Bombay High Court Upholds APA-Based Royalty Adjustment; Refunded Rs. 19.44 Crore Cannot Be Taxed as Income of Foreign AE

High Court holds refunded royalty under APA cannot be taxed as real income.

Independent Indian Entity Held Not To Constitute Foreign Enterprise PE

Meetu Kumari | Jun 21, 2026 |

Bombay High Court Upholds APA-Based Royalty Adjustment; Refunded Rs. 19.44 Crore Cannot Be Taxed as Income of Foreign AE

Bombay High Court Upholds APA-Based Royalty Adjustment; Refunded Rs. 19.44 Crore Cannot Be Taxed as Income of Foreign AE

The assessee, Gemological Institute of America Inc. (GIA US), is a US-based organization engaged in gem grading and certification services. It operated in India through its wholly-owned subsidiary, GIA India Laboratory Private Limited (GIA India), which carried out grading activities and paid royalty to GIA US for technical know-how, equipment, and group grading services. For Assessment Year 2011-12, GIA US declared royalty income of Rs.68.53 crore.

Meanwhile, GIA India entered into an Advance Pricing Agreement (APA) process with the CBDT covering future years as well as rollback years, including AY 2011-12. During the pendency of the APA proceedings, the Assessing Officer completed assessment of GIA US and held that GIA India constituted a Permanent Establishment (PE) of GIA US under the India–US DTAA. Consequently, the entire royalty income was taxed at a higher rate.

Subsequently, the APA was executed on 7 May 2018, under which the arm’s length royalty for AY 2011-12 was revised to Rs.49.08 crore. This resulted in excess royalty of Rs.19.44 crore having been paid to GIA US. In accordance with the APA terms, GIA India raised an invoice and GIA US refunded the excess amount on 18 July 2018.

Based on the executed APA and evidence of repayment, GIA US raised an additional ground before the ITAT seeking reduction of its taxable royalty income by the refunded amount. The ITAT accepted the claim, directed reduction of income to the extent of the actual refund, and further held that GIA India did not constitute a PE of GIA US. The Revenue challenged the order before the Bombay High Court.

The Bombay High Court dismissed the Revenue’s appeals and upheld the ITAT’s findings on both issues. On the question of Permanent Establishment, the Court observed that GIA India functioned as an independent legal entity carrying on its own business operations, entering into contracts with customers in India and assuming all business and commercial risks.

The mere fact that certain higher-carat diamonds were sent to GIA US for grading due to technological limitations did not transform the arrangement into a joint enterprise or create a fixed place, service, or agency PE under Article 5 of the India–US DTAA. The Court found no perversity in the Tribunal’s factual findings and held that no substantial question of law arose on this issue.
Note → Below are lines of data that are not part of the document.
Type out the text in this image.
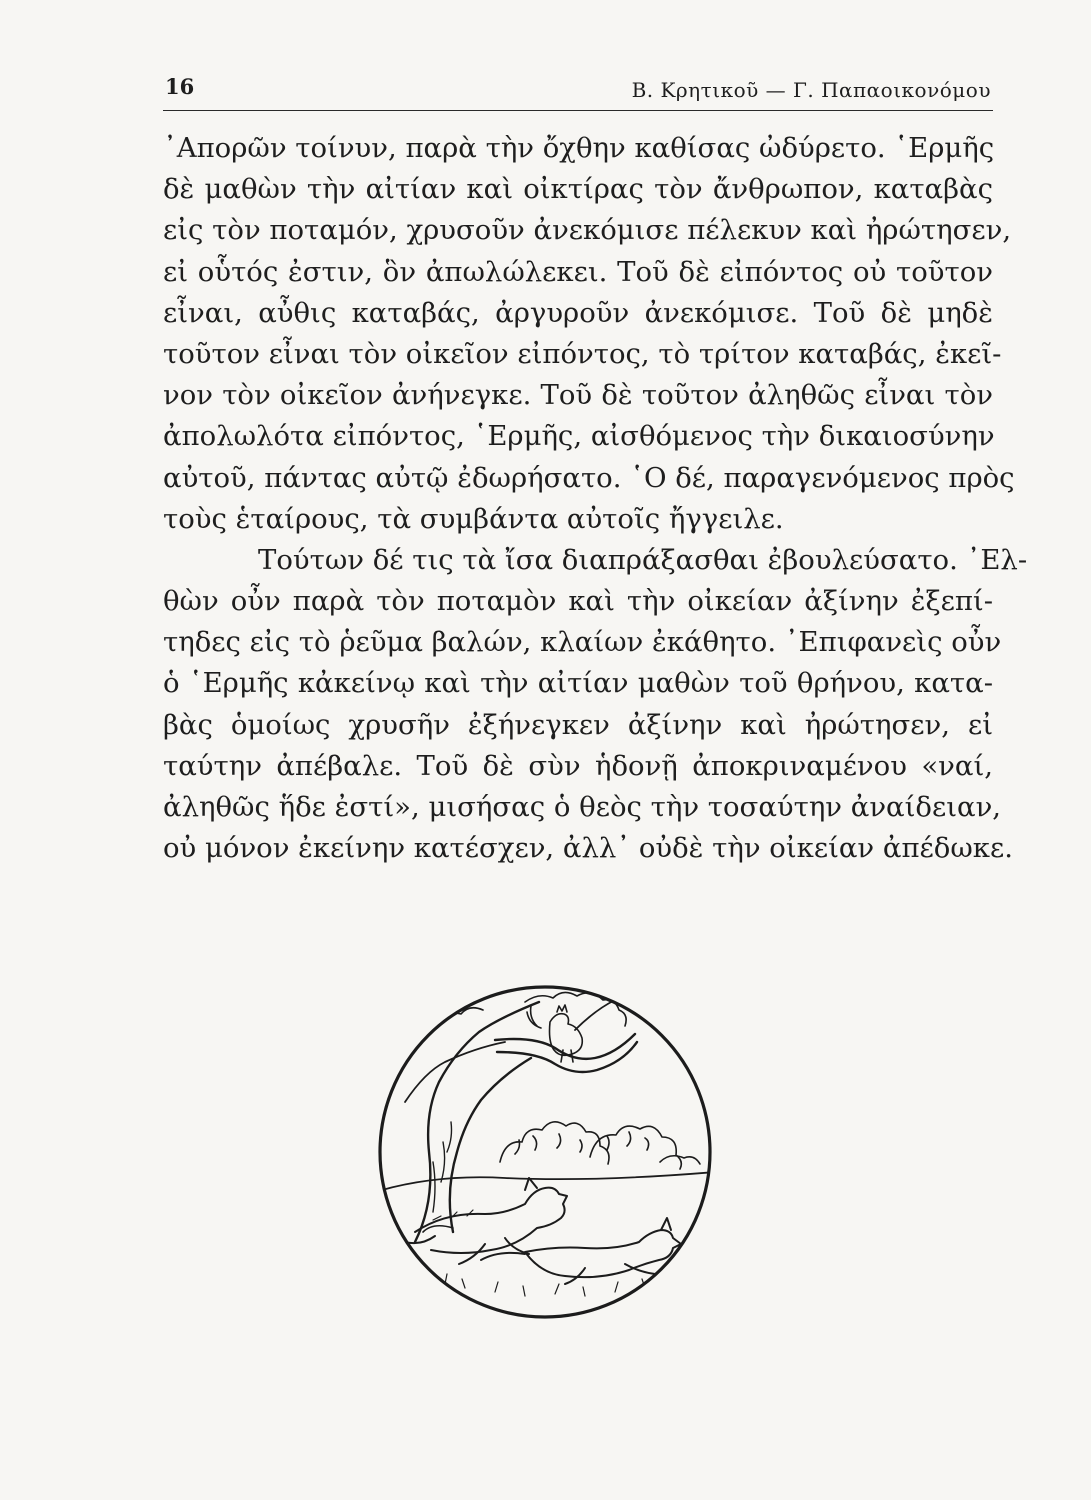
16	Β. Κρητικοῦ — Γ. Παπαοικονόμου
᾿Απορῶν τοίνυν, παρὰ τὴν ὄχθην καθίσας ὠδύρετο. ῾Ερμῆς
δὲ μαθὼν τὴν αἰτίαν καὶ οἰκτίρας τὸν ἄνθρωπον, καταβὰς
εἰς τὸν ποταμόν, χρυσοῦν ἀνεκόμισε πέλεκυν καὶ ἠρώτησεν,
εἰ οὗτός ἐστιν, ὃν ἀπωλώλεκει. Τοῦ δὲ εἰπόντος οὐ τοῦτον
εἶναι, αὖθις καταβάς, ἀργυροῦν ἀνεκόμισε. Τοῦ δὲ μηδὲ
τοῦτον εἶναι τὸν οἰκεῖον εἰπόντος, τὸ τρίτον καταβάς, ἐκεῖ-
νον τὸν οἰκεῖον ἀνήνεγκε. Τοῦ δὲ τοῦτον ἀληθῶς εἶναι τὸν
ἀπολωλότα εἰπόντος, ῾Ερμῆς, αἰσθόμενος τὴν δικαιοσύνην
αὐτοῦ, πάντας αὐτῷ ἐδωρήσατο. ῾Ο δέ, παραγενόμενος πρὸς
τοὺς ἑταίρους, τὰ συμβάντα αὐτοῖς ἤγγειλε.
Τούτων δέ τις τὰ ἴσα διαπράξασθαι ἐβουλεύσατο. ᾿Ελ-
θὼν οὖν παρὰ τὸν ποταμὸν καὶ τὴν οἰκείαν ἀξίνην ἐξεπί-
τηδες εἰς τὸ ῥεῦμα βαλών, κλαίων ἐκάθητο. ᾿Επιφανεὶς οὖν
ὁ ῾Ερμῆς κἀκείνῳ καὶ τὴν αἰτίαν μαθὼν τοῦ θρήνου, κατα-
βὰς ὁμοίως χρυσῆν ἐξήνεγκεν ἀξίνην καὶ ἠρώτησεν, εἰ
ταύτην ἀπέβαλε. Τοῦ δὲ σὺν ἡδονῇ ἀποκριναμένου «ναί,
ἀληθῶς ἥδε ἐστί», μισήσας ὁ θεὸς τὴν τοσαύτην ἀναίδειαν,
οὐ μόνον ἐκείνην κατέσχεν, ἀλλ᾿ οὐδὲ τὴν οἰκείαν ἀπέδωκε.
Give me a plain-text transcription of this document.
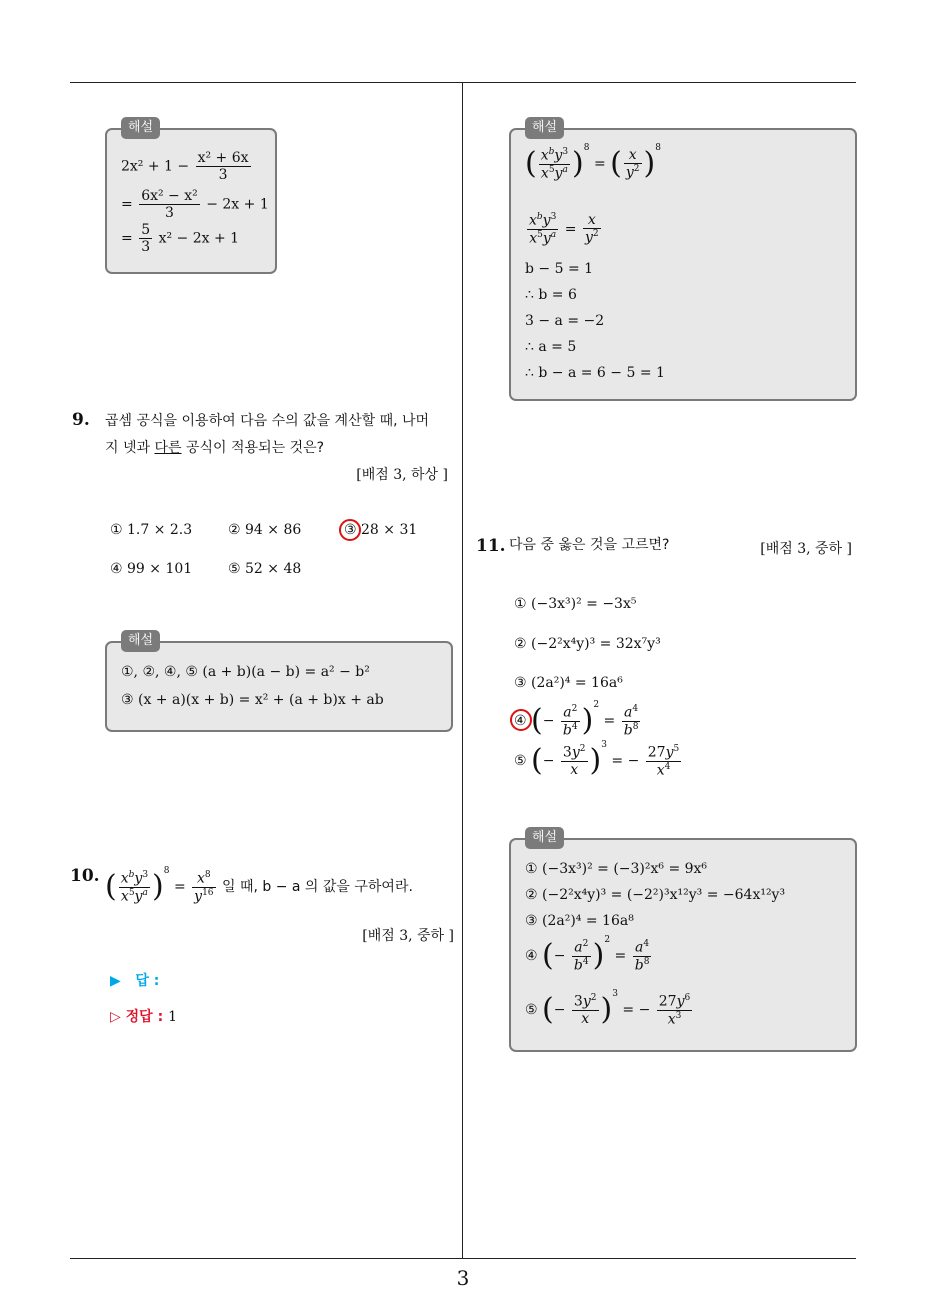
해설
$2x^2 + 1 - \frac{\text{x² + 6x}}{3}$
= $\frac{\text{6x² − x²}}{3} - 2x + 1$
= $\frac{5}{3} x^2 - 2x + 1$
9. 곱셈 공식을 이용하여 다음 수의 값을 계산할 때, 나머
지 넷과 다른 공식이 적용되는 것은?
[배점 3, 하상 ]
① 1.7 × 2.3	② 94 × 86	③ 28 × 31
④ 99 × 101	⑤ 52 × 48
해설
①, ②, ④, ⑤ (a + b)(a − b) = a² − b²
③ (x + a)(x + b) = x² + (a + b)x + ab
10. ( $\frac{x^by^3}{x^5y^a} )^8 = \frac{x^8}{y^{16}}$ 일 때, b − a 의 값을 구하여라.
[배점 3, 중하 ]
▶ 답 :
▷ 정답 : 1
해설
( $\frac{x^by^3}{x^5y^a} )^8$ = ( $\frac{x}{y^2} )^8$
$\frac{x^by^3}{x^5y^a} = \frac{x}{y^2}$
b − 5 = 1
∴ b = 6
3 − a = −2
∴ a = 5
∴ b − a = 6 − 5 = 1
11. 다음 중 옳은 것을 고르면?	[배점 3, 중하 ]
① (−3x³)² = −3x⁵
② (−2²x⁴y)³ = 32x⁷y³
③ (2a²)⁴ = 16a⁶
④ (− $\frac{a^2}{b^4} )^2 = \frac{a^4}{b^8}$
⑤ (− $\frac{3y^2}{x} )^3$ = − $\frac{27y^5}{x^4}$
해설
① (−3x³)² = (−3)²x⁶ = 9x⁶
② (−2²x⁴y)³ = (−2²)³x¹²y³ = −64x¹²y³
③ (2a²)⁴ = 16a⁸
④ (− $\frac{a^2}{b^4} )^2 = \frac{a^4}{b^8}$
⑤ (− $\frac{3y^2}{x} )^3$ = − $\frac{27y^6}{x^3}$
3
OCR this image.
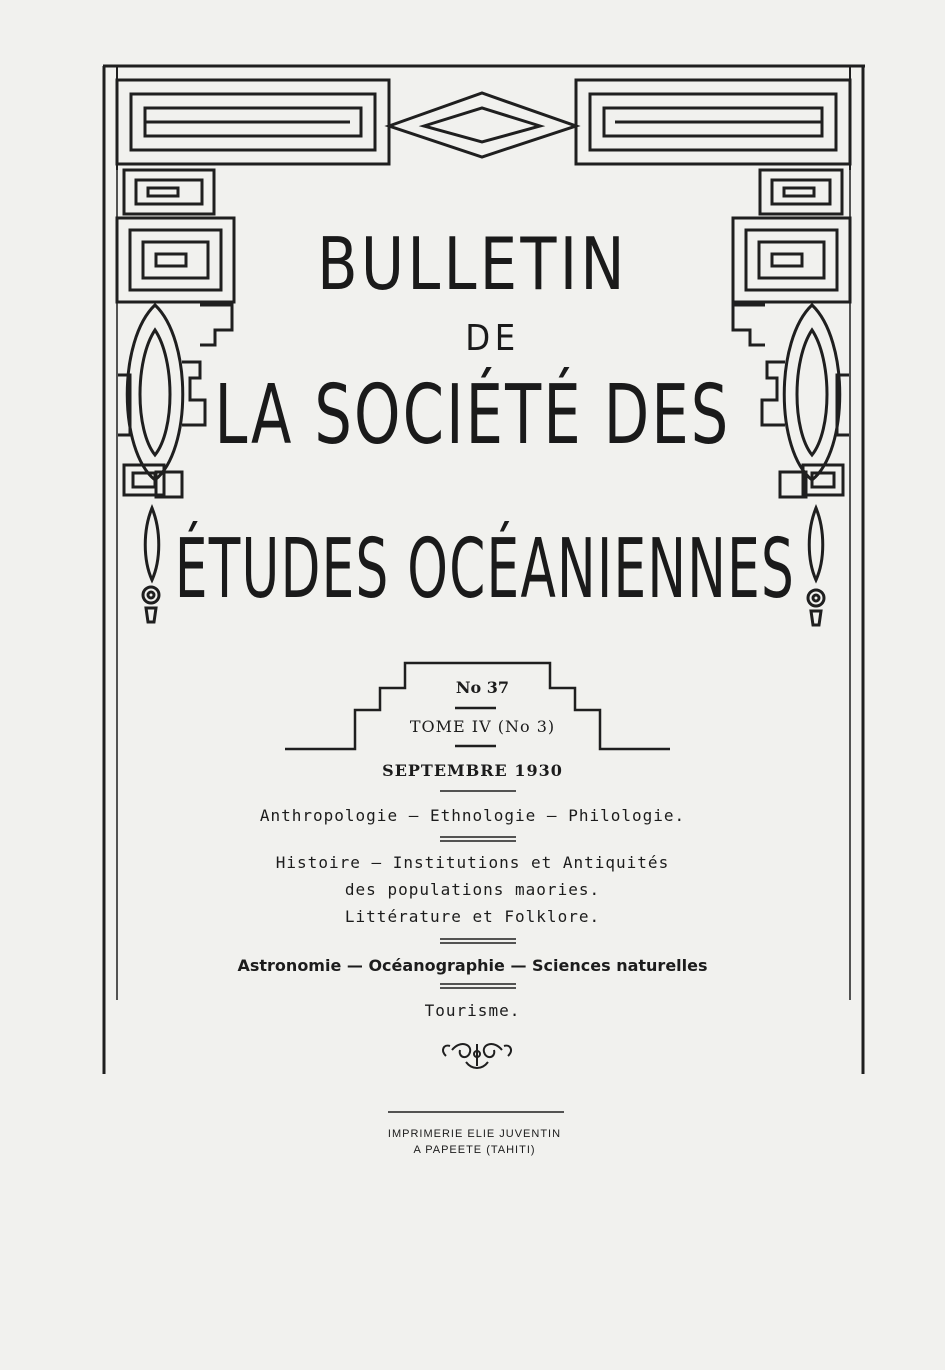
BULLETIN
DE
LA SOCIÉTÉ DES
ÉTUDES OCÉANIENNES
No 37
TOME IV (No 3)
SEPTEMBRE 1930
Anthropologie — Ethnologie — Philologie.
Histoire — Institutions et Antiquités
des populations maories.
Littérature et Folklore.
Astronomie — Océanographie — Sciences naturelles
Tourisme.
IMPRIMERIE ELIE JUVENTIN
A PAPEETE (TAHITI)
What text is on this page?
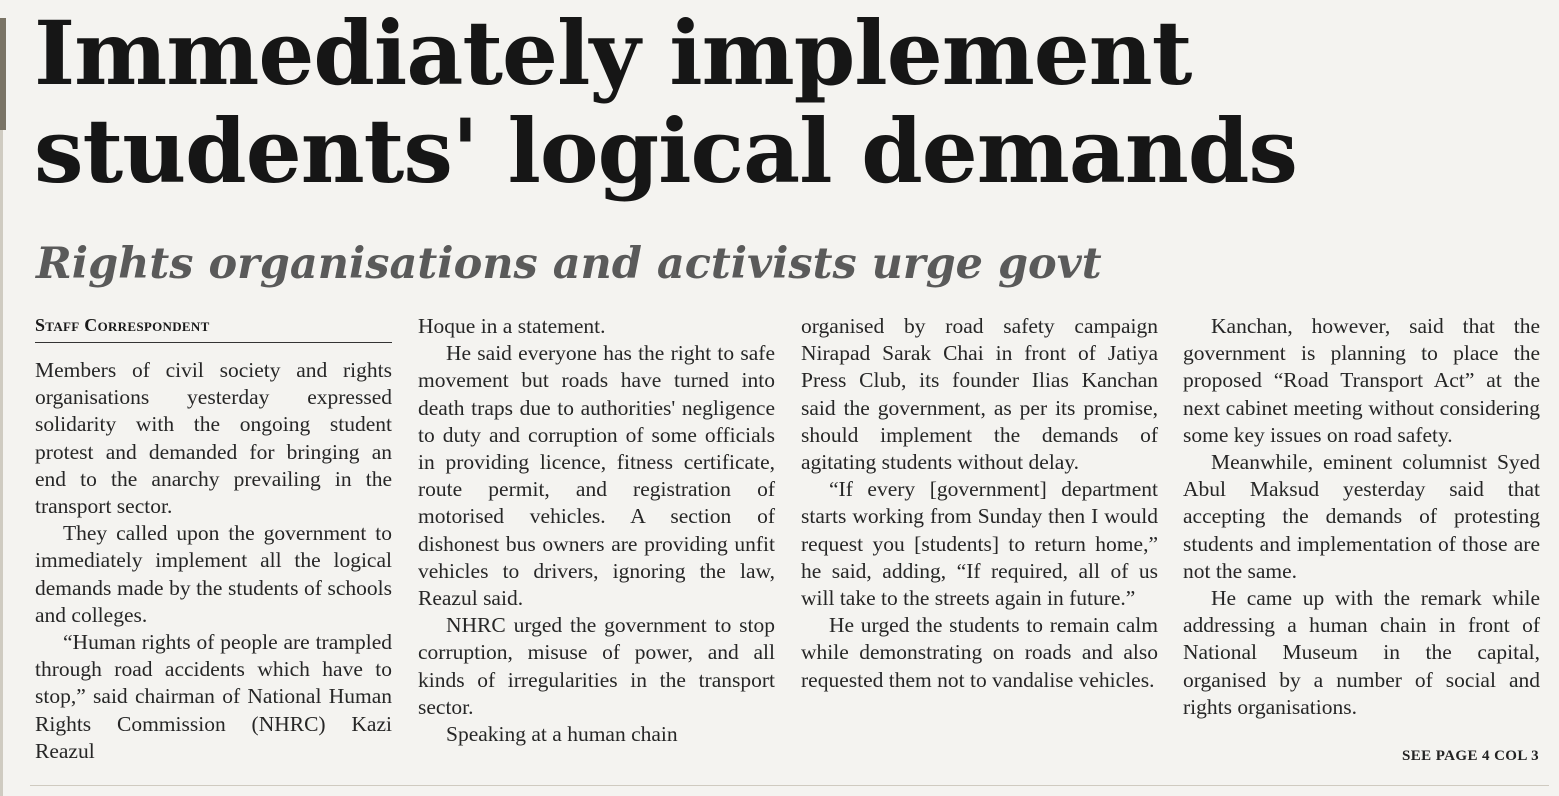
Immediately implement students' logical demands
Rights organisations and activists urge govt
Staff Correspondent

Members of civil society and rights organisations yesterday expressed solidarity with the ongoing student protest and demanded for bringing an end to the anarchy prevailing in the transport sector.

They called upon the government to immediately implement all the logical demands made by the students of schools and colleges.

“Human rights of people are trampled through road accidents which have to stop,” said chairman of National Human Rights Commission (NHRC) Kazi Reazul

Hoque in a statement.

He said everyone has the right to safe movement but roads have turned into death traps due to authorities' negligence to duty and corruption of some officials in providing licence, fitness certificate, route permit, and registration of motorised vehicles. A section of dishonest bus owners are providing unfit vehicles to drivers, ignoring the law, Reazul said.

NHRC urged the government to stop corruption, misuse of power, and all kinds of irregularities in the transport sector.

Speaking at a human chain

organised by road safety campaign Nirapad Sarak Chai in front of Jatiya Press Club, its founder Ilias Kanchan said the government, as per its promise, should implement the demands of agitating students without delay.

“If every [government] department starts working from Sunday then I would request you [students] to return home,” he said, adding, “If required, all of us will take to the streets again in future.”

He urged the students to remain calm while demonstrating on roads and also requested them not to vandalise vehicles.

Kanchan, however, said that the government is planning to place the proposed “Road Transport Act” at the next cabinet meeting without considering some key issues on road safety.

Meanwhile, eminent columnist Syed Abul Maksud yesterday said that accepting the demands of protesting students and implementation of those are not the same.

He came up with the remark while addressing a human chain in front of National Museum in the capital, organised by a number of social and rights organisations.

SEE PAGE 4 COL 3
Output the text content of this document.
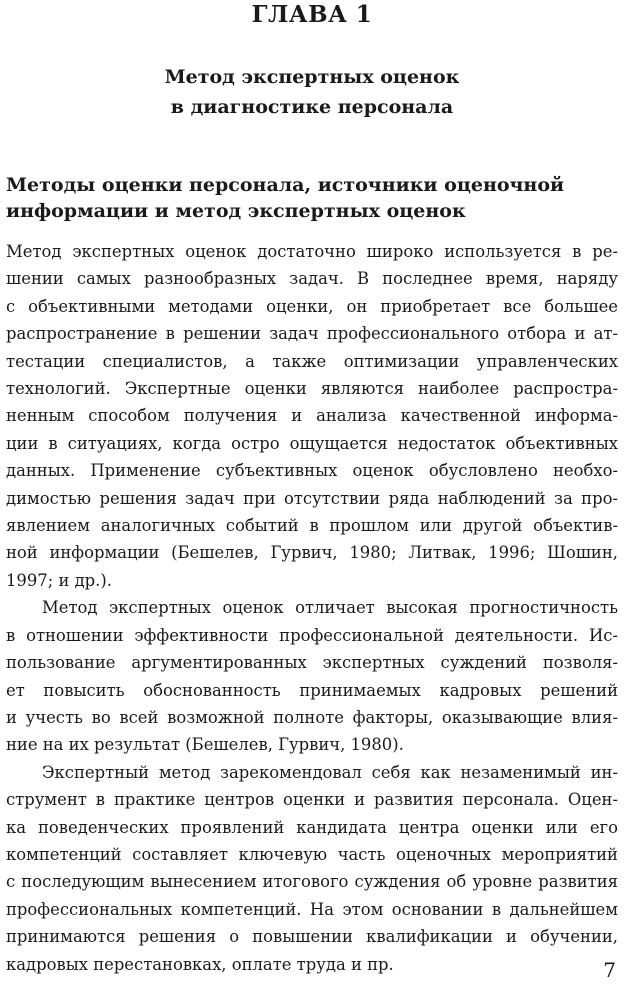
ГЛАВА 1
Метод экспертных оценок
в диагностике персонала
Методы оценки персонала, источники оценочной
информации и метод экспертных оценок
Метод экспертных оценок достаточно широко используется в ре-
шении самых разнообразных задач. В последнее время, наряду
с объективными методами оценки, он приобретает все большее
распространение в решении задач профессионального отбора и ат-
тестации специалистов, а также оптимизации управленческих
технологий. Экспертные оценки являются наиболее распростра-
ненным способом получения и анализа качественной информа-
ции в ситуациях, когда остро ощущается недостаток объективных
данных. Применение субъективных оценок обусловлено необхо-
димостью решения задач при отсутствии ряда наблюдений за про-
явлением аналогичных событий в прошлом или другой объектив-
ной информации (Бешелев, Гурвич, 1980; Литвак, 1996; Шошин,
1997; и др.).
Метод экспертных оценок отличает высокая прогностичность
в отношении эффективности профессиональной деятельности. Ис-
пользование аргументированных экспертных суждений позволя-
ет повысить обоснованность принимаемых кадровых решений
и учесть во всей возможной полноте факторы, оказывающие влия-
ние на их результат (Бешелев, Гурвич, 1980).
Экспертный метод зарекомендовал себя как незаменимый ин-
струмент в практике центров оценки и развития персонала. Оцен-
ка поведенческих проявлений кандидата центра оценки или его
компетенций составляет ключевую часть оценочных мероприятий
с последующим вынесением итогового суждения об уровне развития
профессиональных компетенций. На этом основании в дальнейшем
принимаются решения о повышении квалификации и обучении,
кадровых перестановках, оплате труда и пр.	7
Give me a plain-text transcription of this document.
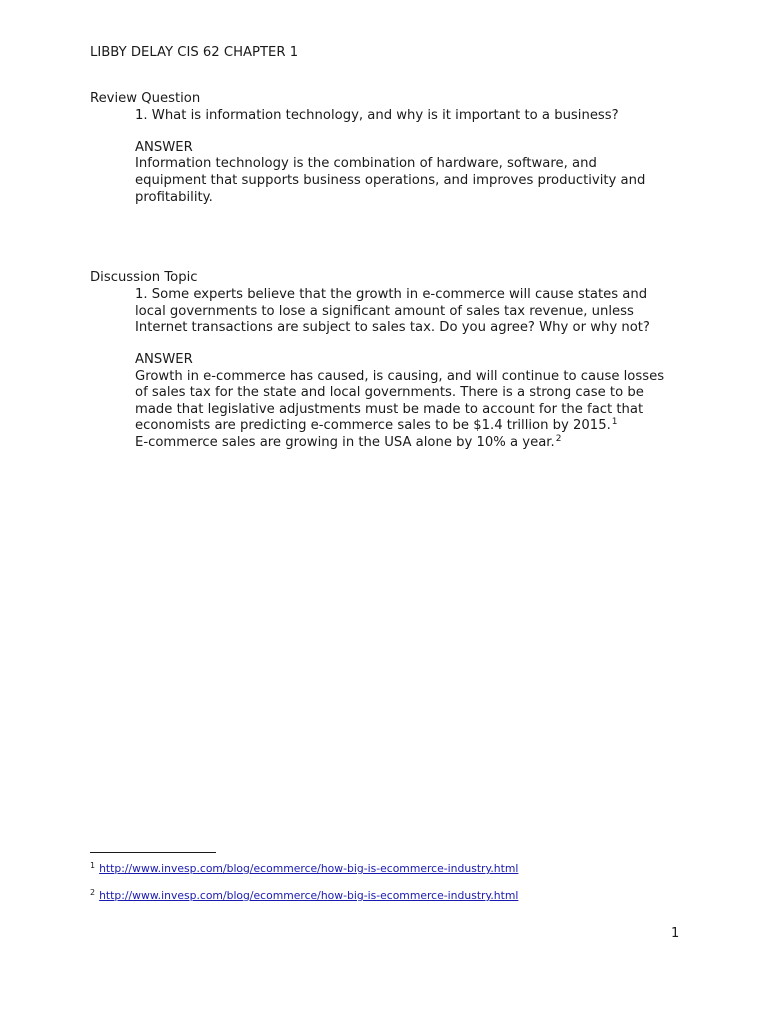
LIBBY DELAY CIS 62 CHAPTER 1
Review Question
1. What is information technology, and why is it important to a business?
ANSWER
Information technology is the combination of hardware, software, and
equipment that supports business operations, and improves productivity and
profitability.
Discussion Topic
1. Some experts believe that the growth in e-commerce will cause states and
local governments to lose a significant amount of sales tax revenue, unless
Internet transactions are subject to sales tax. Do you agree? Why or why not?
ANSWER
Growth in e-commerce has caused, is causing, and will continue to cause losses
of sales tax for the state and local governments. There is a strong case to be
made that legislative adjustments must be made to account for the fact that
economists are predicting e-commerce sales to be $1.4 trillion by 2015.$^1$
E-commerce sales are growing in the USA alone by 10% a year.$^2$
$^1$ http://www.invesp.com/blog/ecommerce/how-big-is-ecommerce-industry.html
$^2$ http://www.invesp.com/blog/ecommerce/how-big-is-ecommerce-industry.html
1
Regarding taxation of royalty, the Court rejected the Revenue’s reliance on Sections 92(3), 92C(4), and 92CE of the Income-tax Act. It held that these provisions could not prevent reduction of taxable income where excess royalty had actually been repaid pursuant to a valid APA executed with the CBDT. The Court emphasized that transfer pricing provisions cannot be applied in a manner that taxes income which was never ultimately retained by the assessee.

Applying the doctrine of real income and Article 12 of the India–US DTAA, the Court held that only the royalty actually retained by GIA US could be subjected to tax in India. Since the excess amount had been refunded under a bona fide APA framework, it did not represent real accrued income of the assessee. Thus, the ITAT was justified in admitting the additional ground and reducing the taxable royalty income by the amount refunded.